Love and the woman I am

I knew I was different when I asked you to share the sky with me. I had a thought the the other night, one I'll reserve from saying outright because despite my own belief that this is my personal private journal, I know many people read it. Anyway I had a thought which fundamentally changed the way that I look at myself. In a great way.

I think it began last week at yoga. I was on my mat struggling though poses, and willing myself to just stay with it. I hate downward dog. For many reasons but mostly because it's supposed to be a resting position and it instead feels like my body is going to implode from all the work I'm doing.

I was shaking and went to my knees and into child's pose. But every time downward dog came up, I would try again. Even if I only held it for a few seconds. And I made an important decision: that a few seconds was enough. I also, at the end of class right before corpse pose, told myself I loved myself. And I meant it. I love and appreciate who I am and I know and respect who I am not. I felt a great peace in both speaking and receiving that message.

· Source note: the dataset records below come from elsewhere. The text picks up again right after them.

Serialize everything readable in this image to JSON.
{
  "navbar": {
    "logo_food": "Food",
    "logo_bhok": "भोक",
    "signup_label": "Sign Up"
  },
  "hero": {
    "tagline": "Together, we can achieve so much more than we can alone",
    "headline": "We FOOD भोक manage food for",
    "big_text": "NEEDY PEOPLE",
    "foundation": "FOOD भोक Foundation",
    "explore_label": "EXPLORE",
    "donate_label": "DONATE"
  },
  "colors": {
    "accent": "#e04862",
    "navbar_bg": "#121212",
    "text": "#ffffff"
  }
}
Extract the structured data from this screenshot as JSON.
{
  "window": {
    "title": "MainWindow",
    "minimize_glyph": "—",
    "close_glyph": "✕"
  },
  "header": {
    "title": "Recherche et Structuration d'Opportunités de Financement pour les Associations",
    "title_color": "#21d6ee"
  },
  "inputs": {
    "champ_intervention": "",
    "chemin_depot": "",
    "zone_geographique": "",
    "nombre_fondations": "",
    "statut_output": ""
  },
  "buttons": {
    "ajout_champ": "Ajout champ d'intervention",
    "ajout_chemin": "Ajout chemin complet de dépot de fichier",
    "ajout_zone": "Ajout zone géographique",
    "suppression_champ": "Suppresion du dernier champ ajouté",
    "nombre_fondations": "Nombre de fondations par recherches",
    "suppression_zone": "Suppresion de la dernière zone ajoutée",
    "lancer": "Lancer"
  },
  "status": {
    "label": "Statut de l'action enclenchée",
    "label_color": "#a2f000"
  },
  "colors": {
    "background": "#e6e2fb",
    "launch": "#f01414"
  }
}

Then Saturday night I asked myself if this person I believed so ardently was me, was really me? I was telling myself a story about having to have a certain type of life and certain type if career and really income. And I looked at it in a totally new way. And I asked myself why not THIS? Swirling the decision around in my mind like red wine in a glass. I breathed it in and felt the rich full bodied flavor of the consideration. It was sound. It felt good.

20140310-072623.jpgImmediately after liking the thought I said, "Wow! You have NEVER thought that before." It felt impossible. It felt improbable. It felt like someone other than me. But in coming to terms with myself, I realize that it is a part of me. A part. As is independence, ambition, competence, humility, and love. Love is a big part. And I want to be a woman who loves.

That was the theme from the women's retreat I got to attend. "Let us be women who love." And why not? I want to live a life that maximizes the amount of love in the world. Not just for me but for others as well. So if that means entertaining new thoughts; being a new and improved (honored and accepted) version of you, then that's what it means.